I see quite a few people with dual extrusion experience here,

I see quite a few people with dual extrusion experience here, as a 3d designer I would like to know which problems people most encounter with designs made for dualstrusion.
And regarding the common oozing, wouldn’t “crap” pillars next to the print help a lot?
Something like :

  • print color 1 for the whole layer.
  • move to crap pillar 1
  • retract filament 1,
  • wipe ooze on pillar 1
  • head 2 moves to crap pillar 2
  • run an extrusion 2 to get flow back
  • print the layer with head 2
  • next layer, rinse and repeat?

Would not seem to take much extra time or material.
Only some slicer magic?
And I think the wiping can be synchronized, so it would take even less time.

Any thoughts?

They need to be different objects that don’t intersect.

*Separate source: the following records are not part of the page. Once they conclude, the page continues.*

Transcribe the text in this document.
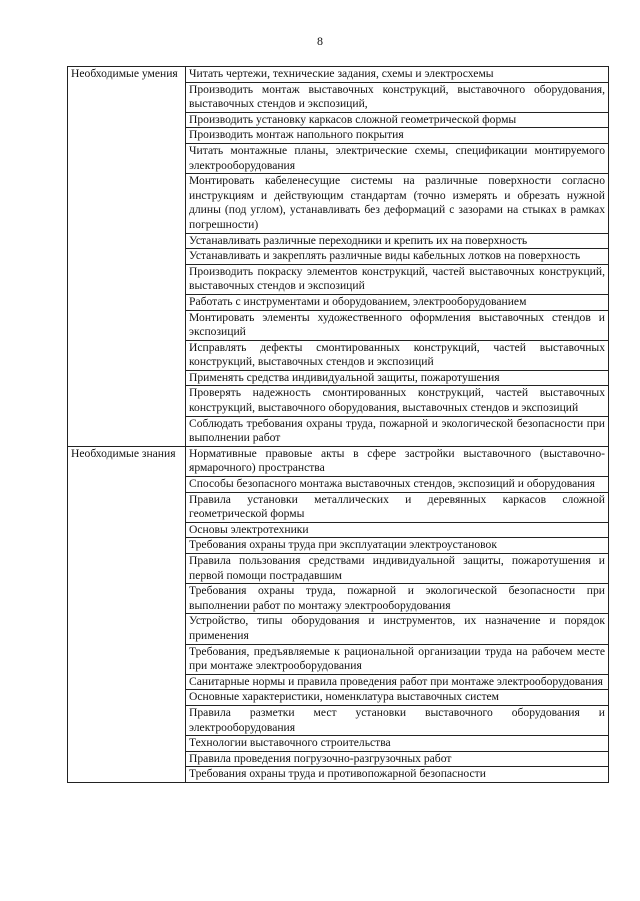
8
Необходимые умения	Читать чертежи, технические задания, схемы и электросхемы
	Производить монтаж выставочных конструкций, выставочного оборудования, выставочных стендов и экспозиций,
	Производить установку каркасов сложной геометрической формы
	Производить монтаж напольного покрытия
	Читать монтажные планы, электрические схемы, спецификации монтируемого электрооборудования
	Монтировать кабеленесущие системы на различные поверхности согласно инструкциям и действующим стандартам (точно измерять и обрезать нужной длины (под углом), устанавливать без деформаций с зазорами на стыках в рамках погрешности)
	Устанавливать различные переходники и крепить их на поверхность
	Устанавливать и закреплять различные виды кабельных лотков на поверхность
	Производить покраску элементов конструкций, частей выставочных конструкций, выставочных стендов и экспозиций
	Работать с инструментами и оборудованием, электрооборудованием
	Монтировать элементы художественного оформления выставочных стендов и экспозиций
	Исправлять дефекты смонтированных конструкций, частей выставочных конструкций, выставочных стендов и экспозиций
	Применять средства индивидуальной защиты, пожаротушения
	Проверять надежность смонтированных конструкций, частей выставочных конструкций, выставочного оборудования, выставочных стендов и экспозиций
	Соблюдать требования охраны труда, пожарной и экологической безопасности при выполнении работ
Необходимые знания	Нормативные правовые акты в сфере застройки выставочного (выставочно-ярмарочного) пространства
	Способы безопасного монтажа выставочных стендов, экспозиций и оборудования
	Правила установки металлических и деревянных каркасов сложной геометрической формы
	Основы электротехники
	Требования охраны труда при эксплуатации электроустановок
	Правила пользования средствами индивидуальной защиты, пожаротушения и первой помощи пострадавшим
	Требования охраны труда, пожарной и экологической безопасности при выполнении работ по монтажу электрооборудования
	Устройство, типы оборудования и инструментов, их назначение и порядок применения
	Требования, предъявляемые к рациональной организации труда на рабочем месте при монтаже электрооборудования
	Санитарные нормы и правила проведения работ при монтаже электрооборудования
	Основные характеристики, номенклатура выставочных систем
	Правила разметки мест установки выставочного оборудования и электрооборудования
	Технологии выставочного строительства
	Правила проведения погрузочно-разгрузочных работ
	Требования охраны труда и противопожарной безопасности
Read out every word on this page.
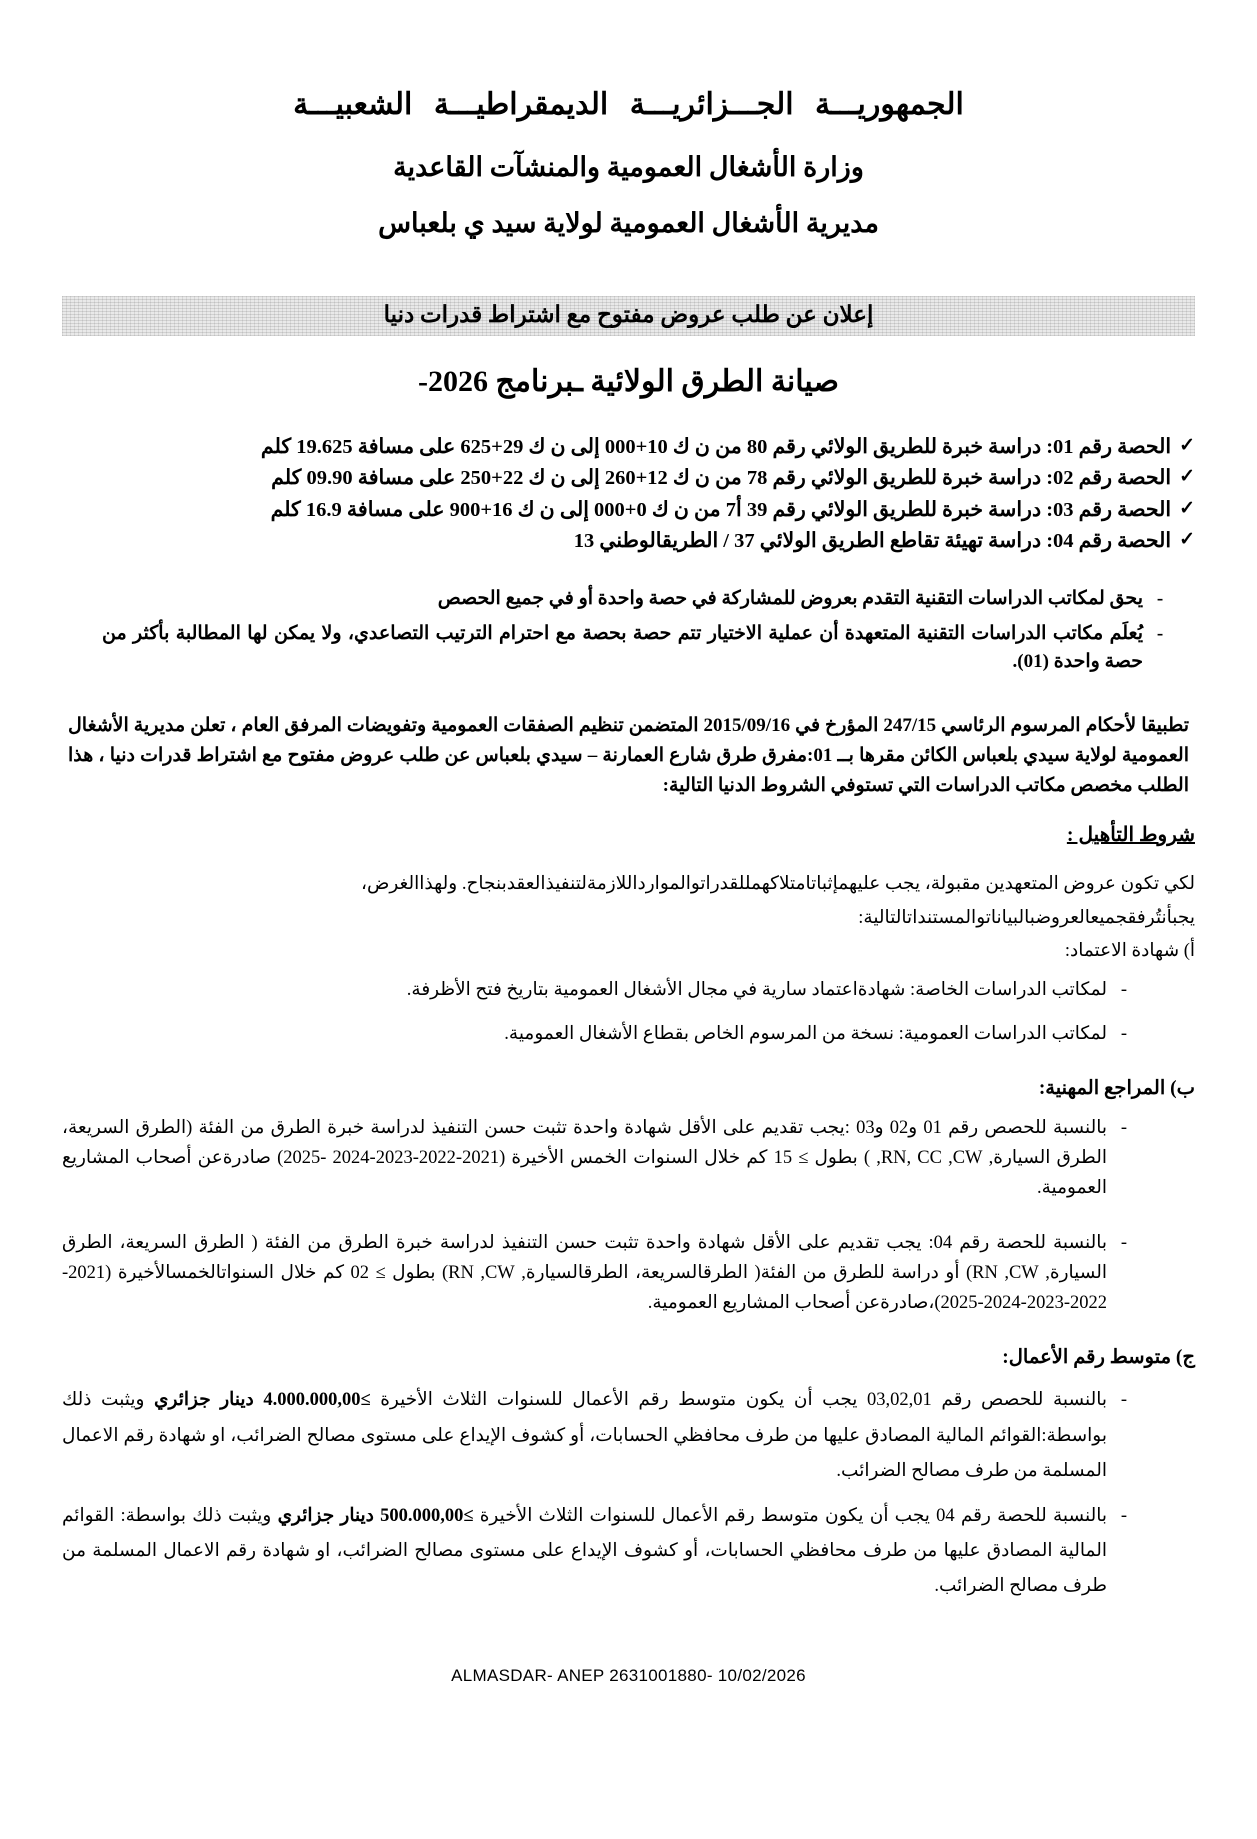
الجمهوريـــة الجـــزائريـــة الديمقراطيـــة الشعبيـــة
وزارة الأشغال العمومية والمنشآت القاعدية
مديرية الأشغال العمومية لولاية سيد ي بلعباس
إعلان عن طلب عروض مفتوح مع اشتراط قدرات دنيا
صيانة الطرق الولائية ـبرنامج 2026-
✓
الحصة رقم 01: دراسة خبرة للطريق الولائي رقم 80 من ن ك 10+000 إلى ن ك 29+625 على مسافة 19.625 كلم
✓
الحصة رقم 02: دراسة خبرة للطريق الولائي رقم 78 من ن ك 12+260 إلى ن ك 22+250 على مسافة 09.90 كلم
✓
الحصة رقم 03: دراسة خبرة للطريق الولائي رقم 39 أ7 من ن ك 0+000 إلى ن ك 16+900 على مسافة 16.9 كلم
✓
الحصة رقم 04: دراسة تهيئة تقاطع الطريق الولائي 37 / الطريقالوطني 13
-
يحق لمكاتب الدراسات التقنية التقدم بعروض للمشاركة في حصة واحدة أو في جميع الحصص
-
يُعلَم مكاتب الدراسات التقنية المتعهدة أن عملية الاختيار تتم حصة بحصة مع احترام الترتيب التصاعدي، ولا يمكن لها المطالبة بأكثر من حصة واحدة (01).

تطبيقا لأحكام المرسوم الرئاسي 247/15 المؤرخ في 2015/09/16 المتضمن تنظيم الصفقات العمومية وتفويضات المرفق العام ، تعلن مديرية الأشغال العمومية لولاية سيدي بلعباس الكائن مقرها بــ 01:مفرق طرق شارع العمارنة – سيدي بلعباس عن طلب عروض مفتوح مع اشتراط قدرات دنيا ، هذا الطلب مخصص مكاتب الدراسات التي تستوفي الشروط الدنيا التالية:

شروط التأهيل :

لكي تكون عروض المتعهدين مقبولة، يجب عليهمإثباتامتلاكهمللقدراتوالموارداللازمةلتنفيذالعقدبنجاح. ولهذاالغرض،

يجبأنتُرفقجميعالعروضبالبياناتوالمستنداتالتالية:

أ) شهادة الاعتماد:

-
لمكاتب الدراسات الخاصة: شهادةاعتماد سارية في مجال الأشغال العمومية بتاريخ فتح الأظرفة.
-
لمكاتب الدراسات العمومية: نسخة من المرسوم الخاص بقطاع الأشغال العمومية.
ب) المراجع المهنية:
-
بالنسبة للحصص رقم 01 و02 و03 :يجب تقديم على الأقل شهادة واحدة تثبت حسن التنفيذ لدراسة خبرة الطرق من الفئة (الطرق السريعة، الطرق السيارة, RN, CC ,CW, ) بطول ≥ 15 كم خلال السنوات الخمس الأخيرة (2021-2022-2023-2024 -2025) صادرةعن أصحاب المشاريع العمومية.
-
بالنسبة للحصة رقم 04: يجب تقديم على الأقل شهادة واحدة تثبت حسن التنفيذ لدراسة خبرة الطرق من الفئة ( الطرق السريعة، الطرق السيارة, RN ,CW) أو دراسة للطرق من الفئة( الطرقالسريعة، الطرقالسيارة, RN ,CW) بطول ≥ 02 كم خلال السنواتالخمسالأخيرة (2021-2022-2023-2024-2025)،صادرةعن أصحاب المشاريع العمومية.
ج) متوسط رقم الأعمال:
-
بالنسبة للحصص رقم 03,02,01 يجب أن يكون متوسط رقم الأعمال للسنوات الثلاث الأخيرة ≥4.000.000,00 دينار جزائري ويثبت ذلك بواسطة:القوائم المالية المصادق عليها من طرف محافظي الحسابات، أو كشوف الإيداع على مستوى مصالح الضرائب، او شهادة رقم الاعمال المسلمة من طرف مصالح الضرائب.
-
بالنسبة للحصة رقم 04 يجب أن يكون متوسط رقم الأعمال للسنوات الثلاث الأخيرة ≥500.000,00 دينار جزائري ويثبت ذلك بواسطة: القوائم المالية المصادق عليها من طرف محافظي الحسابات، أو كشوف الإيداع على مستوى مصالح الضرائب، او شهادة رقم الاعمال المسلمة من طرف مصالح الضرائب.
ALMASDAR- ANEP 2631001880- 10/02/2026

@Stijn_van_der_Linden Kisslicer already does ‘crap’ pillars. I think it uses the term 'prime pillar though :slight_smile:

@CornGolem Thanks, I am aware of the dual model technique in that respect, but any idea on weather slicers detect problematic overlap, and how clean the “cut” should be?

@Tim_Rastall
Ah thanks! I’ll look in to that! Anyone got experience with Kisslicer pro? Do prime pillars actually work?

No direct experience with pro yet. Ill be buying it once I’ve got my dual extruder big tantillus built in a few months.

The problem is that you still get ooze even after doing a retraction - the retraction really just temporarily delays the ooze not stops. When hot, it’s a liquid and sooner or later its going to run out the nozzle (and repeating the retraction doesn’t really help either).

Wipe pillars would not solve the ooze problem but is be very helpful for the approach where you cool the inactive extruder below the ooze point at each extruder change (another Kisslicer feature). This really just “cleans up” the nozzle before it restarts printing.